Journées du Droit du Numérique 2026 : la Côte d’Ivoire ambitionne de bâtir une intelligence artificielle souveraine
Au dire de Djibril Ouattara, la souveraineté numérique ne se limite pas à la possession des infrastructures technologiques. L’enjeu majeur réside plutôt dans la maîtrise des données qui alimentent les systèmes d’intelligence artificielle. « Il faut faire en sorte que les données reflètent notre culture, nos valeurs, notre base réglementaire et législative », a-t-il soutenu.
Il a également insisté sur la nécessité pour la Côte d’Ivoire de construire progressivement son propre écosystème d’IA. Selon lui, le pays doit accélérer la numérisation de son patrimoine informationnel, renforcer ses capacités de stockage et de calcul, tout en garantissant la sécurité des données. Il a donc révélé l’ambition gouvernementale de disposer, dans les douze prochains mois, de capacités nationales de calcul adaptées au développement de solutions d’intelligence artificielle.
Évoquant la stratégie nationale, le ministre de la Transition numérique et de l’Innovation technologique a indiqué que l’IA devra servir en priorité l’agriculture, l’éducation, la santé ainsi que la modernisation de l’administration publique. L’objectif affiché est d’améliorer la compétitivité de l’économie tout en offrant de meilleurs services aux citoyens.

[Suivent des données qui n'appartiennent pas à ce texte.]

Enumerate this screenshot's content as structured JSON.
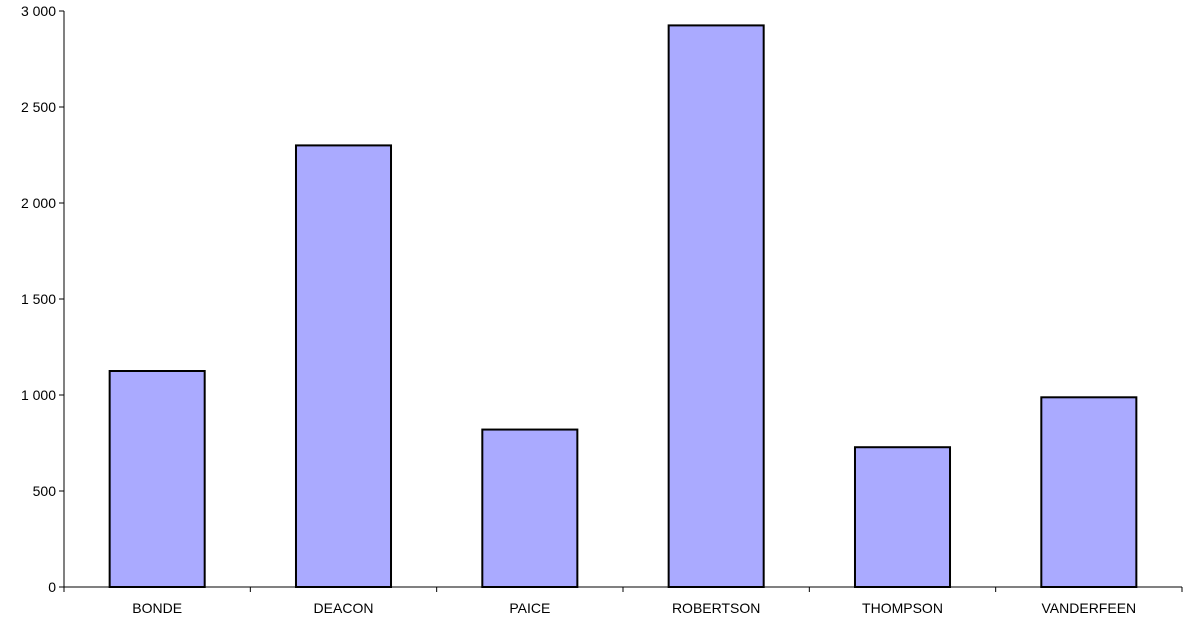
{
  "chart_data": {
    "type": "bar",
    "title": "",
    "xlabel": "",
    "ylabel": "",
    "categories": [
      "BONDE",
      "DEACON",
      "PAICE",
      "ROBERTSON",
      "THOMPSON",
      "VANDERFEEN"
    ],
    "values": [
      1125,
      2300,
      820,
      2925,
      728,
      988
    ],
    "ylim": [
      0,
      3000
    ],
    "yticks": [
      0,
      500,
      1000,
      1500,
      2000,
      2500,
      3000
    ],
    "ytick_labels": [
      "0",
      "500",
      "1 000",
      "1 500",
      "2 000",
      "2 500",
      "3 000"
    ],
    "grid": false,
    "legend": "none",
    "bar_color": "#aaaaff",
    "bar_edge_color": "#000000"
  }
}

Au coeur de la stratégie de développement
Abondant dans le même sens, le ministre du Commerce, de l’Industrie et de l’Artisanat, Kalil Konaté, a présenté l’intelligence artificielle comme « un puissant levier de productivité et de compétitivité ». Tout en saluant ses opportunités pour les entreprises et les consommateurs, il a plaidé pour un encadrement rigoureux afin d’éviter les abus, les biais algorithmiques et les atteintes aux droits des citoyens.

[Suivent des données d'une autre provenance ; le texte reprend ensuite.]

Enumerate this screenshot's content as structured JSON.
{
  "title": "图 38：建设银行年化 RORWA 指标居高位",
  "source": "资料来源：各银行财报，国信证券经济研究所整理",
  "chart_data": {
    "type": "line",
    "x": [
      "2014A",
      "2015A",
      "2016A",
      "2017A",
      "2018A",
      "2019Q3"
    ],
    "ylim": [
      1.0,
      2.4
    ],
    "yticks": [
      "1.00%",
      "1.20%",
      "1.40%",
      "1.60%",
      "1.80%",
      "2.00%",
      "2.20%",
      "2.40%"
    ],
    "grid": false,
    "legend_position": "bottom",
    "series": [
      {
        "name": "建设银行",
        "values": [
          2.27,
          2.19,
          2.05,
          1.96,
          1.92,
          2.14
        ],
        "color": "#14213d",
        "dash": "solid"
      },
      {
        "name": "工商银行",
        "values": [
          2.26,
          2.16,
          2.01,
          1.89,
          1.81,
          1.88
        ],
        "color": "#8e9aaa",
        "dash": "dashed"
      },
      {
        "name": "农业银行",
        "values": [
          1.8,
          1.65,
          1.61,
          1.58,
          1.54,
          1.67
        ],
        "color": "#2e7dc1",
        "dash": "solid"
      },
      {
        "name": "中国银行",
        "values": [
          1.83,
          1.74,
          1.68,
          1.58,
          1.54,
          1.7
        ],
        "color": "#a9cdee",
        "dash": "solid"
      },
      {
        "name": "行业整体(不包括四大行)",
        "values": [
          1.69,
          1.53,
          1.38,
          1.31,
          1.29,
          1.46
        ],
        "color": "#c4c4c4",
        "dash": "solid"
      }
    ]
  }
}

Pour sa part, le Secrétaire général du Gouvernement, Charlemagne Dah, a défendu une approche équilibrée de la régulation. Selon lui, « l’Afrique doit privilégier des mécanismes souples favorisant l’innovation, tout en préservant les intérêts des populations ». Il a rappelé que la question de l’IA dépasse les frontières nationales et nécessite une coopération régionale renforcée.

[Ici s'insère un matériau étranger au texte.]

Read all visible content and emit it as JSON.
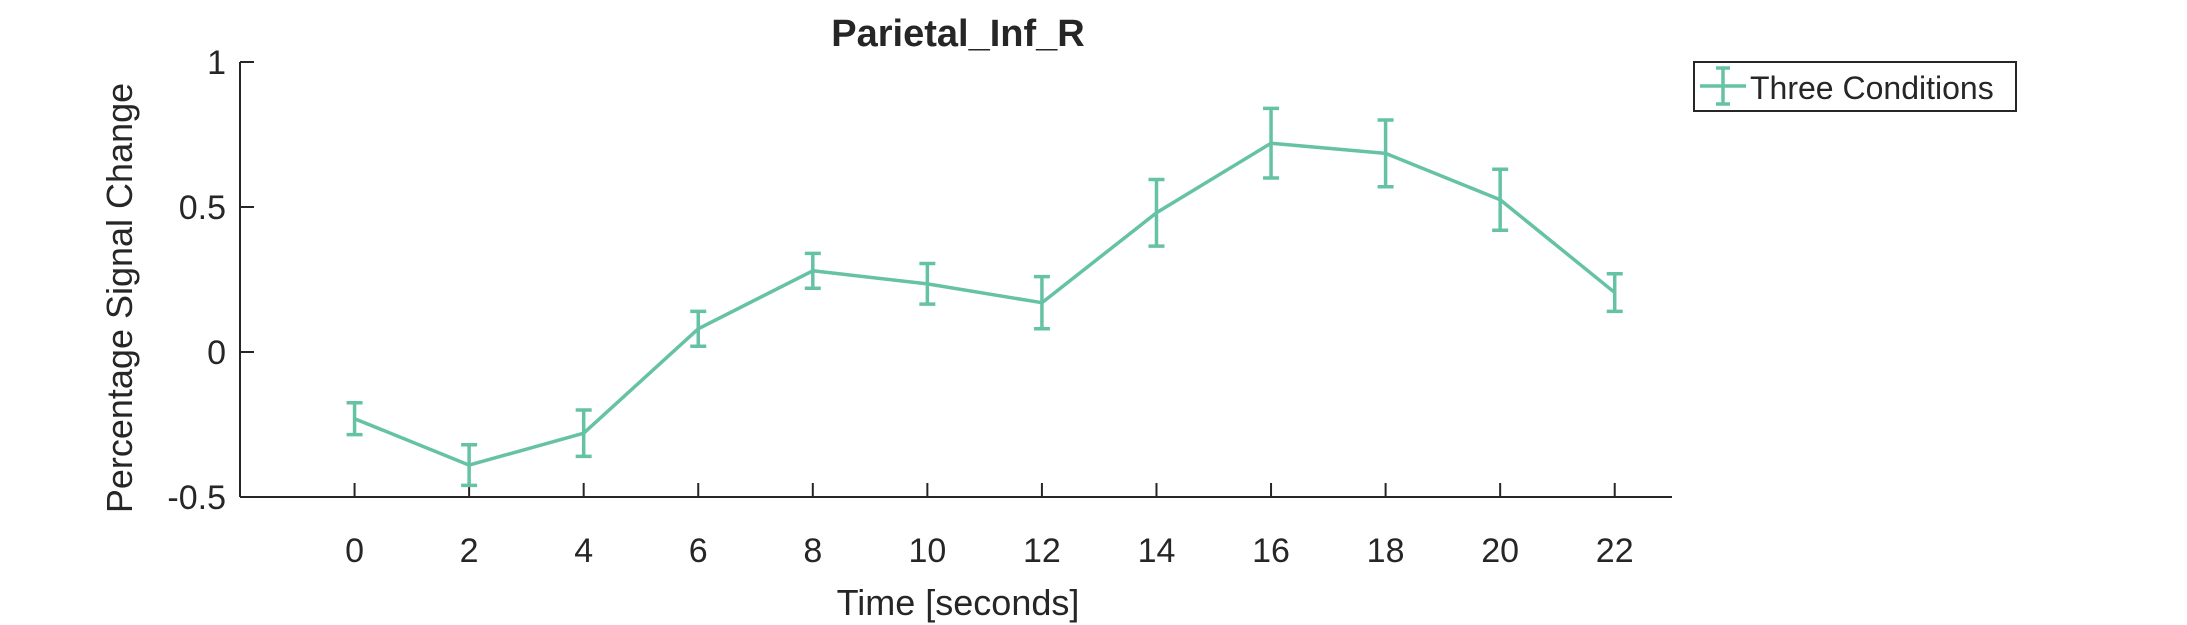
{
  "chart_data": {
    "type": "line",
    "title": "Parietal_Inf_R",
    "xlabel": "Time [seconds]",
    "ylabel": "Percentage Signal Change",
    "xlim": [
      -2,
      23
    ],
    "ylim": [
      -0.5,
      1
    ],
    "xticks": [
      0,
      2,
      4,
      6,
      8,
      10,
      12,
      14,
      16,
      18,
      20,
      22
    ],
    "yticks": [
      -0.5,
      0,
      0.5,
      1
    ],
    "ytick_labels": [
      "-0.5",
      "0",
      "0.5",
      "1"
    ],
    "grid": false,
    "legend_position": "outside-top-right",
    "series": [
      {
        "name": "Three Conditions",
        "color": "#66c2a5",
        "x": [
          0,
          2,
          4,
          6,
          8,
          10,
          12,
          14,
          16,
          18,
          20,
          22
        ],
        "y": [
          -0.23,
          -0.39,
          -0.28,
          0.08,
          0.28,
          0.235,
          0.17,
          0.48,
          0.72,
          0.685,
          0.525,
          0.205
        ],
        "err": [
          0.055,
          0.07,
          0.08,
          0.06,
          0.06,
          0.07,
          0.09,
          0.115,
          0.12,
          0.115,
          0.105,
          0.065
        ]
      }
    ]
  }
}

Quant au directeur de cabinet du ministre de la Justice et des Droits de l'Homme, Bernard Kouassi, il a rassuré sur la capacité du système judiciaire à faire face aux défis posés par les « deepfakes », la désinformation et les contenus générés par l’intelligence artificielle. Il a souligné l’existence de mécanismes d’expertise numérique ainsi que du cadre légal ivoirien de lutte contre la cybercriminalité.